Сергей Михайлович, покоривший своим танцем силу земного притяжения, не смог одолеть силу советской бюрократии. В начале 1970-х годов он собирался передать в дар СССР бесценные реликвии, которые перешли к нему от Сергея Дягилева, — письма Пушкина. При этом Лифарь просил лишь об одном: разрешить ему поставить на сцене Большого театра три балета: «Федру» для Майи Плисецкой, «Сюиту в белом» для Екатерины Максимовой и «Ромео и Джульетту» для Натальи Бессмертновой.
Чиновники все обещали, а растроганный маэстро дарил то паспорт Пушкина, то рукопись предисловия к «Евгению Онегину». Но приглашения в Большой театр Сергей Михайлович так и не дождался (уже после его смерти пушкинские письма приобрел на аукционе представитель Министерства культуры СССР за миллион долларов).
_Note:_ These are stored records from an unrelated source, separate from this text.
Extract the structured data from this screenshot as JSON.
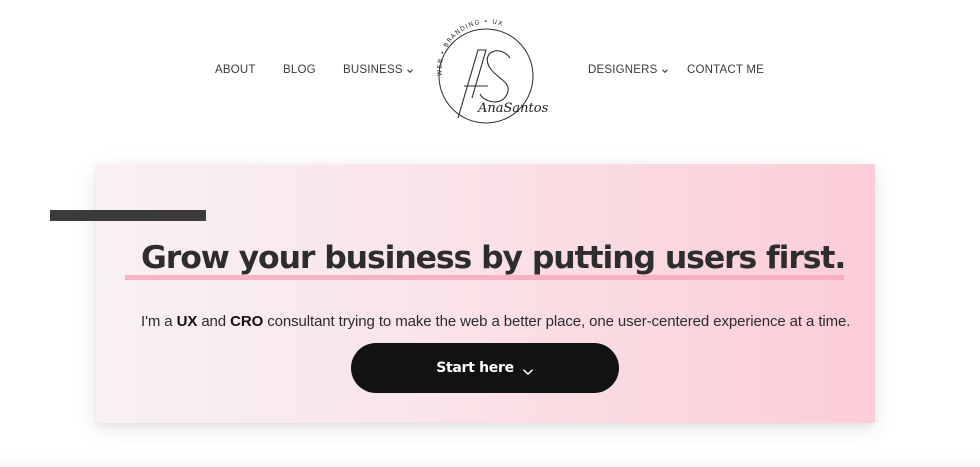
{
  "nav": {
    "items": [
      {
        "label": "ABOUT",
        "has_dropdown": false
      },
      {
        "label": "BLOG",
        "has_dropdown": false
      },
      {
        "label": "BUSINESS",
        "has_dropdown": true
      },
      {
        "label": "DESIGNERS",
        "has_dropdown": true
      },
      {
        "label": "CONTACT ME",
        "has_dropdown": false
      }
    ]
  },
  "logo": {
    "ring_text": "WEB • BRANDING • UX",
    "monogram": "AS",
    "signature": "AnaSantos"
  },
  "hero": {
    "headline": "Grow your business by putting users first.",
    "subline": {
      "prefix": "I'm a ",
      "strong1": "UX",
      "middle": " and ",
      "strong2": "CRO",
      "suffix": " consultant trying to make the web a better place, one user-centered experience at a time."
    },
    "cta_label": "Start here",
    "cta_icon": "chevron-down-icon"
  },
  "colors": {
    "accent_pink": "#f6a9bd",
    "card_gradient_start": "#f8f1f2",
    "card_gradient_end": "#fccdd6",
    "cta_bg": "#121212",
    "accent_bar": "#3b3b3b"
  }
}
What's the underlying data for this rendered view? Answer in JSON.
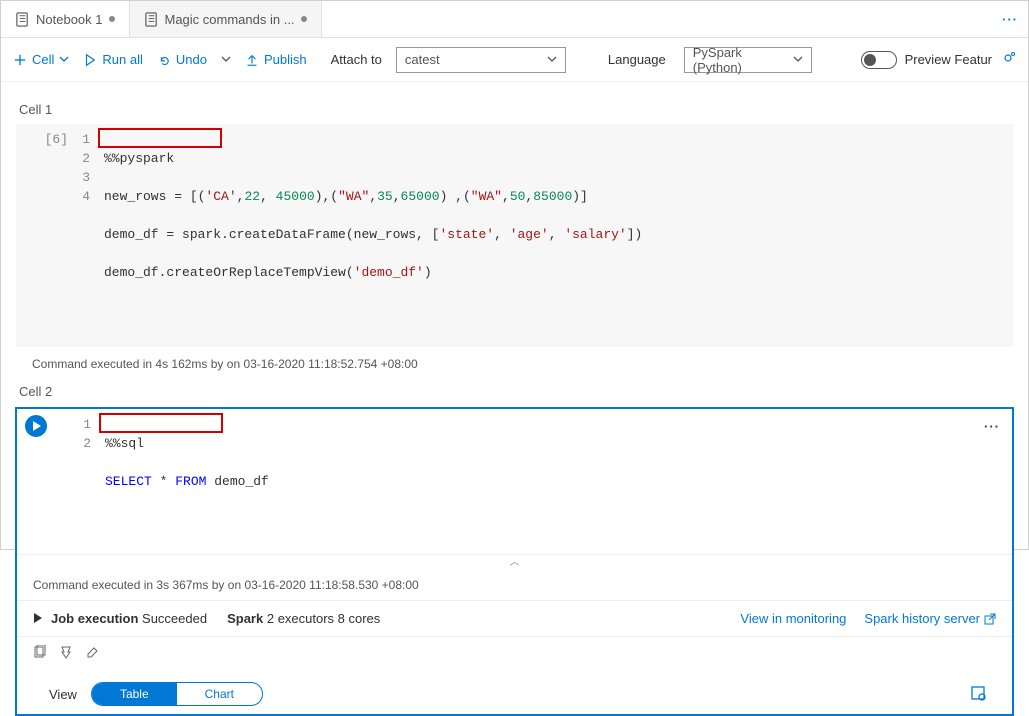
{
  "tabs": [
    {
      "label": "Notebook 1",
      "dirty": true
    },
    {
      "label": "Magic commands in ...",
      "dirty": true
    }
  ],
  "toolbar": {
    "cell": "Cell",
    "run_all": "Run all",
    "undo": "Undo",
    "publish": "Publish",
    "attach_label": "Attach to",
    "attach_value": "catest",
    "language_label": "Language",
    "language_value": "PySpark (Python)",
    "preview_label": "Preview Featur"
  },
  "cell1": {
    "label": "Cell 1",
    "exec_count": "[6]",
    "lines": [
      "1",
      "2",
      "3",
      "4"
    ],
    "code": {
      "l1": "%%pyspark",
      "l2_pre": "new_rows = [(",
      "l2_s1": "'CA'",
      "l2_c1": ",",
      "l2_n1": "22",
      "l2_c2": ", ",
      "l2_n2": "45000",
      "l2_mid": "),(",
      "l2_s2": "\"WA\"",
      "l2_c3": ",",
      "l2_n3": "35",
      "l2_c4": ",",
      "l2_n4": "65000",
      "l2_mid2": ") ,(",
      "l2_s3": "\"WA\"",
      "l2_c5": ",",
      "l2_n5": "50",
      "l2_c6": ",",
      "l2_n6": "85000",
      "l2_end": ")]",
      "l3_pre": "demo_df = spark.createDataFrame(new_rows, [",
      "l3_s1": "'state'",
      "l3_c1": ", ",
      "l3_s2": "'age'",
      "l3_c2": ", ",
      "l3_s3": "'salary'",
      "l3_end": "])",
      "l4_pre": "demo_df.createOrReplaceTempView(",
      "l4_s1": "'demo_df'",
      "l4_end": ")"
    },
    "status": "Command executed in 4s 162ms by       on 03-16-2020 11:18:52.754 +08:00"
  },
  "cell2": {
    "label": "Cell 2",
    "lines": [
      "1",
      "2"
    ],
    "code": {
      "l1": "%%sql",
      "l2_kw1": "SELECT",
      "l2_mid": " * ",
      "l2_kw2": "FROM",
      "l2_rest": " demo_df"
    },
    "status": "Command executed in 3s 367ms by       on 03-16-2020 11:18:58.530 +08:00",
    "job_label": "Job execution",
    "job_status": " Succeeded",
    "spark_label": "Spark",
    "spark_detail": " 2 executors 8 cores",
    "link1": "View in monitoring",
    "link2": "Spark history server",
    "view_label": "View",
    "seg_table": "Table",
    "seg_chart": "Chart"
  }
}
В 1986 году делегация высокопоставленных советских чиновников снова завела с Сергеем Лифарем разговор о пушкинских раритетах, давая лживые обещания. Артист находился в клинике в Лозанне. Визит этой делегации вряд ли прибавил сил умирающему от рака Сергею Михайловичу
Балерина Нина Тихонова, жившая в Лозанне, рассказала, как однажды Лифарь за руку подвел ее к пожелтевшей фотографии женщины в украинском костюме и бережно положил перед снимком сорванный возле озера полевой цветок: «Видишь — это мама
Я ее никому не показываю». «Свою тайну он пронес через всю жизнь, с тех пор как почти подростком попрощался с матерью на ступеньках дома в Киеве, — вспоминала балерина. — К ней никто не должен был прикасаться. О ней никто не должен был знать, за исключением Лиллиан, как и о том месте, которое мама занимала в его сердце».
Почему он показал заветный снимок? Быть может, потому, что уже предвидел свой уход в мир иной, где, говорят, можно встретиться со своими родными и близкими.